I can hear voices up ahead. They must be in the room on the other side of the kitchen. As I pass that room I can't help but peer inside. I haven't used it for over ten years, thanks to the portable food printer in the bedroom. There's a sink, dark green with filth and a stench that makes me cover my face like so many people I've seen today.

This isn't my house. I drift through the hallway, leaving the ex-kitchen behind, feeling unanchored here. It's almost as if I can't feel the edges of myself with nothing to squeeze through or push past. I fancy that I'm turning into mist as I walk, just a cloud of diffuse misery haunting this broken place.

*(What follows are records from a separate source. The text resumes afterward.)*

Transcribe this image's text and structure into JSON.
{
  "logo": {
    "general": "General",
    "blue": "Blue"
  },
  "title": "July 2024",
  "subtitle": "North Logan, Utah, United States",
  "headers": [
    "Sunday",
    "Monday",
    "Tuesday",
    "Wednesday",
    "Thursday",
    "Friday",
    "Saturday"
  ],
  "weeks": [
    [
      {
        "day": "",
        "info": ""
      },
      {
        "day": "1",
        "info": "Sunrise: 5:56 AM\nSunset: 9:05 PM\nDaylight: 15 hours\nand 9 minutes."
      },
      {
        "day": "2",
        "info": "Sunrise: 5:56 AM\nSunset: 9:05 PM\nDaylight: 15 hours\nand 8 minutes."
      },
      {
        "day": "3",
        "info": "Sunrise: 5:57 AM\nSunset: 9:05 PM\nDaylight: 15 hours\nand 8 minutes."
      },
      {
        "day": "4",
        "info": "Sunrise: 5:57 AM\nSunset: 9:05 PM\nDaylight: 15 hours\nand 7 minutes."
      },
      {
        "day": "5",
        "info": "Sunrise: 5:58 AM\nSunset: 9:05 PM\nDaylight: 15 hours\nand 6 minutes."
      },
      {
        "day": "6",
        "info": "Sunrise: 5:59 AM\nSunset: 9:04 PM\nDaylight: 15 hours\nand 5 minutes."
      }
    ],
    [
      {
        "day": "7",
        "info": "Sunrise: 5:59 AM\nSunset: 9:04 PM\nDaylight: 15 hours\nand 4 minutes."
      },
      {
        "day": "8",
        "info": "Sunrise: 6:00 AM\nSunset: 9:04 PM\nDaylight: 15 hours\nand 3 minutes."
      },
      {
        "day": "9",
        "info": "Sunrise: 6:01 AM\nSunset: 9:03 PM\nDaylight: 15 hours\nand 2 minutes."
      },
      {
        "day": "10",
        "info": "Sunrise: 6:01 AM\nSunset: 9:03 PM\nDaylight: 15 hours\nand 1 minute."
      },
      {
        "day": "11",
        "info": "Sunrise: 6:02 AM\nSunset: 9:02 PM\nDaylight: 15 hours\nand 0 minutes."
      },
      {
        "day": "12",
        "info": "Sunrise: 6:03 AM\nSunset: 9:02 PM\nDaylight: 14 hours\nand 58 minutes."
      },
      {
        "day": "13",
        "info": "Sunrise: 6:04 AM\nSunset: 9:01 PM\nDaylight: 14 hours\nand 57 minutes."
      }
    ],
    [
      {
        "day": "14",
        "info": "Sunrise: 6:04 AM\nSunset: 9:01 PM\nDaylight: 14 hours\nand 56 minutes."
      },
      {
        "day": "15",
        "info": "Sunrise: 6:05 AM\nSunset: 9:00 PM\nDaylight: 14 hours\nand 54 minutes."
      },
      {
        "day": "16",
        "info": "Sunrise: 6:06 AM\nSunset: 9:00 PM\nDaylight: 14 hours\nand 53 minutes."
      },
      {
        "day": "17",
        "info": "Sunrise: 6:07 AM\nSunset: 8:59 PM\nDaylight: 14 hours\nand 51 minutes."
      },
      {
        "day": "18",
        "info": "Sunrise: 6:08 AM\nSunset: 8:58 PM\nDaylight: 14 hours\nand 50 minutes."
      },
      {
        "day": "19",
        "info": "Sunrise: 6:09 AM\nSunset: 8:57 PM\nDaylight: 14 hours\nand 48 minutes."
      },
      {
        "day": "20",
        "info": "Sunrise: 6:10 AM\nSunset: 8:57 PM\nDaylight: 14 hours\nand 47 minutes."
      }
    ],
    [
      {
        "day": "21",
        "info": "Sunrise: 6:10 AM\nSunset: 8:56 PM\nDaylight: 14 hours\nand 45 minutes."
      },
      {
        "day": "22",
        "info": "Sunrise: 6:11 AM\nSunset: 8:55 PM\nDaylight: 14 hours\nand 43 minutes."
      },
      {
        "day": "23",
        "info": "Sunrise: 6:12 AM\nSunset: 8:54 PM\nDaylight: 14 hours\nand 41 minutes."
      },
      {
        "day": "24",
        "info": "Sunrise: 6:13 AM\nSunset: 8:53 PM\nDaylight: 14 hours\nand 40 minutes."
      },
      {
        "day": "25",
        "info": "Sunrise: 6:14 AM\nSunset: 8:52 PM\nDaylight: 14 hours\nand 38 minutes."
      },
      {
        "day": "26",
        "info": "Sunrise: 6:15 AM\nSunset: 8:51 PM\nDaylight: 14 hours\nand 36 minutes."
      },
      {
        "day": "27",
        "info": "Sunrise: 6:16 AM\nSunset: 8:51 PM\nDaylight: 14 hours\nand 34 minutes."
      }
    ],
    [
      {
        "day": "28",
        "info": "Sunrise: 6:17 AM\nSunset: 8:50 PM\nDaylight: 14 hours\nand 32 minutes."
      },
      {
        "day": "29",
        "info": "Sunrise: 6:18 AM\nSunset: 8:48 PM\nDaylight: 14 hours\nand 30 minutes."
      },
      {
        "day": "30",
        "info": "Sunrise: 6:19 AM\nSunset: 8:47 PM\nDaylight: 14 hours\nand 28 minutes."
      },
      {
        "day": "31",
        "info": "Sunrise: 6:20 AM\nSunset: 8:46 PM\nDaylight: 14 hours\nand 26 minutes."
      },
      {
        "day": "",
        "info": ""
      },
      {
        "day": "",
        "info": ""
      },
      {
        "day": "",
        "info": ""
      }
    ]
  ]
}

“We just focus on clearing the tunnel right now. We'll shift it all outside later. We need to know the scale of this.” That's Pasha. He's in the room ahead of me.

“Is it safe down there?” Carmen asks.

“Ren's an engineer,” Pasha replies. “She wouldn't create something structurally unsound underneath her own house.”

“A sane engineer wouldn't,” Carmen replies as I reach the door.

They're both wearing coveralls and masks to keep the dust and spores out of their lungs. It makes me feel like one of the contaminants.

Carmen's cheeks blush over the top edge of hers. “Ren. We've almost done it. Once this is all cleared out, we can clean and repair the—”

I ignore her and walk past her and Pasha as calmly as I can, aware, so painfully, of having to keep up the act. I wait for one
of them to comment on how the underground excavation is illegal as it's not registered on the colony records, but neither of them say anything. It's beyond that now.

Crates of my belongings have been carried up to this room. I see the book my father wrote for me and brush the edge of the pages. I don't trust them to not throw it out, so I take it and tuck it in my sling with the doll. I would sit and leaf through it if there wasn't something more pressing to deal with. I promise myself that I'll look at it later, once I've stopped them going into the last room.

The door in the floor is smaller than I remember. It was white when I fitted it; now it is various shades of brown and black with occasional streaks of green. It looks like it's been camouflaged for a woodland environment. It's propped open and as I get to the edge with the steps leading down I can see the other side of the door is now gray.

They've taken portable lights down there that cast shadows across the steps. I carved them from the dirt with tools my great-grandfather would have recognized. I have to go down there, and fast, but the thought of it roots my feet to the top step. I'm trapped between the fear of going down there and the fear of them opening the door I made over twenty years ago.

“I can nearly reach the handle!” Sung-Soo's voice is like a cattle prod in my back. I'm down the steps in seconds and can see him at the far end of the corridor. It's less than five meters long and standing close behind him are Dr. Lincoln and Nabiha. There is a crate at Sung-Soo's feet. I can't see what's in it from here. As I watch he scoops up more of the things between him and the door to dump them in the crate with no care at all. He shifts the crate a couple of centimeters closer and dumps another armful into it.

I almost scream, “Get away from that door!” but I check
myself. It's as if someone had dropped me in a room full of snakes; I want to run and shout and be violent, but all that will achieve is them attacking me. I force a breath down my throat, breathing in the scent of their sweat. “I . . . I'm here to work with you,” I say to Dr. Lincoln.

“Good.” He smiles. “That's good.”

“I can see you all want to help me.” I wonder if that is too much but he just smiles again. “And I'm sorry about what happened before.”